Арестованный стоял в сторонке, меж двух конвоиров. Немолодой, с землистым лицом, наискось рассеченным нагайкой.
– Я добрый, ты злой, – шепнул полковник и крикнул. – Этого ко мне в автомобиль!
Посадили между собой, на заднее сиденье. Козловский сразу приступил к обработке.
– Я начальник Особого отдела, а значит, в людях разбираюсь. Вижу, что главным был тот, который убегал, а ты даже не сопротивлялся. Так что не вешай нос, дядя. Погоди прощаться с жизнью. Бронепоезд цел, никто не убит, не ранен. По законам военного времени тебе, конечно, все равно положена петля, но я не люблю лишних смертей. Я – Козловский. Ты, верно, обо мне слышал? – Не дождавшись ответа, продолжил: – И так много народу гибнет, а ведь все свои, русские. Поэтому тех, кто нам не лютый враг, я казнить не даю. Особенно если у человека семья, дети.

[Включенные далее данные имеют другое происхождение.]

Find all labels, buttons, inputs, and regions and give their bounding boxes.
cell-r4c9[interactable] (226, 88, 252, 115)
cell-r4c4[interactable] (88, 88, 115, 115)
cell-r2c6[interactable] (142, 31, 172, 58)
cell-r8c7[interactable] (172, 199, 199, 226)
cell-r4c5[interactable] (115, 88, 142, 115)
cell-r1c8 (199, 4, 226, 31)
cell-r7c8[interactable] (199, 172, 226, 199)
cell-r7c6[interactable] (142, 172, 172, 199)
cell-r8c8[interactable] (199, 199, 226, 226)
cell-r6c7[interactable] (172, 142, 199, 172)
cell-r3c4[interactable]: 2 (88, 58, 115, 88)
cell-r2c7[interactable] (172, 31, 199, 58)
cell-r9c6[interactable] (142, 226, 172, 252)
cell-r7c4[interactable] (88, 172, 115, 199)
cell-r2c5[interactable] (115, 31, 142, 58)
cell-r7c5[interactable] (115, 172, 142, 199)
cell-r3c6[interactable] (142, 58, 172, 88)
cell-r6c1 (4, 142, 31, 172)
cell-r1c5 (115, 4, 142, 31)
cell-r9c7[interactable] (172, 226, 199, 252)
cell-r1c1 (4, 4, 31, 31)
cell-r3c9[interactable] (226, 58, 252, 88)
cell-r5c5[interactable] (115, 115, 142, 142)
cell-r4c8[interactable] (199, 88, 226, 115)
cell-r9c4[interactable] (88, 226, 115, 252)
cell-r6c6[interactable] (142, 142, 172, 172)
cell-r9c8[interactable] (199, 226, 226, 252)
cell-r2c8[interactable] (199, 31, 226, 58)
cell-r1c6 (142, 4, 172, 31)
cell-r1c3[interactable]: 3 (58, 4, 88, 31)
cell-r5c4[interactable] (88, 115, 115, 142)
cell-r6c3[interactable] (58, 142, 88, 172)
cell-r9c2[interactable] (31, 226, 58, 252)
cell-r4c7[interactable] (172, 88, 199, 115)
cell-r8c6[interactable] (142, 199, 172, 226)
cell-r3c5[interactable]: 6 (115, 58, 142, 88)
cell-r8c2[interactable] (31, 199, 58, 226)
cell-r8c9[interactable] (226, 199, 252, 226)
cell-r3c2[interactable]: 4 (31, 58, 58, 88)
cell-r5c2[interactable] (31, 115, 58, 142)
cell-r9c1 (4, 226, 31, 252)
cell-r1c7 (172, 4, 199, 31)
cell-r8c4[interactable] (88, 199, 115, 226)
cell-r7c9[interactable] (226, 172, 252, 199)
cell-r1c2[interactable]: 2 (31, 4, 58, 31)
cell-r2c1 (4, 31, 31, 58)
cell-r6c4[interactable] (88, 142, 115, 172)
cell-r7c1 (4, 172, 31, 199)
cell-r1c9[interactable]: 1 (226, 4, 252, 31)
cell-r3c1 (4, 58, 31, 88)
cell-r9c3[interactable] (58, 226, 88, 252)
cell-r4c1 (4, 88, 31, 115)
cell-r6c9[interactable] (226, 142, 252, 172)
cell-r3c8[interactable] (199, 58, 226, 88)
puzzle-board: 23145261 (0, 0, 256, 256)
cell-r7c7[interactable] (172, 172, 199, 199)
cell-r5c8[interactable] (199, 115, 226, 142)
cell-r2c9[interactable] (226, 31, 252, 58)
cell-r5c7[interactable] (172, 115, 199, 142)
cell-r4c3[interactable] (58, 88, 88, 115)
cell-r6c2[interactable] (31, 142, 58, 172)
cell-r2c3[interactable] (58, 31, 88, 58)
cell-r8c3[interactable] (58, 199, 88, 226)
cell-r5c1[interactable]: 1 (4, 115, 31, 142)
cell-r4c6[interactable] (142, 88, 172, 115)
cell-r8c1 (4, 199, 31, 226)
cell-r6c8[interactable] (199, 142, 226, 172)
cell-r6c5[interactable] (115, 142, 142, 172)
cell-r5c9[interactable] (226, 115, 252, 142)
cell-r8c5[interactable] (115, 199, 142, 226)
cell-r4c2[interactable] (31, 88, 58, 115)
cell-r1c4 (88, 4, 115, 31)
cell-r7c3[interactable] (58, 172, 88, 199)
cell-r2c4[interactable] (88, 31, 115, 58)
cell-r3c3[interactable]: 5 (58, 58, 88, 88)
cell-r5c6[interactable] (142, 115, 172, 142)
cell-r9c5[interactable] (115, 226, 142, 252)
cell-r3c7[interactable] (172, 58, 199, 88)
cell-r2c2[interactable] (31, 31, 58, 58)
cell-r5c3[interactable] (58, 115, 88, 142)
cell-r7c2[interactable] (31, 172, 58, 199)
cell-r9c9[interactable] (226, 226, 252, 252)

Задержанный смотрел прямо перед собой широко расставленными светлыми глазами не мигая. Алексей хорошо знал этот русский тип, тверже камня. Был у него в оперативной группе такой же точно унтер, погиб в шестнадцатом.
– Молчишь, сука?! – взорвался Романов, как следовало по немудрящему сценарию. – Что вы перед ним бисер мечете, господин полковник? Отдать его Черепову, пусть гаду кишки на кулак намотает!
– Спокойно, капитан. Так сразу и Черепову. Дайте сначала поговорить с человеком.
Войсковой старшина Черепов, по приказу штаба армии недавно назначенный заместителем начальника (Романов числился всего лишь помощником), был кубанский казачий офицер, из «шкуринцев» – белых партизан генерала Шкуро. Козловский заместителя к расследованиям не подпускал, держал на так называемой «боевке»: арестах, захватах, акциях против зеленых и красных повстанцев. «Ликом грозен, мозгом пастозен», – говорил он про Черепова. Внешность у войскового старшины была устрашающая. Иногда его приглашали на допрос попугать упрямого арестанта. На робких действовало. Но этот арестант робким не был. Как Лавр к нему ни подкатывался, как Алексей ни стращал – молчал намертво.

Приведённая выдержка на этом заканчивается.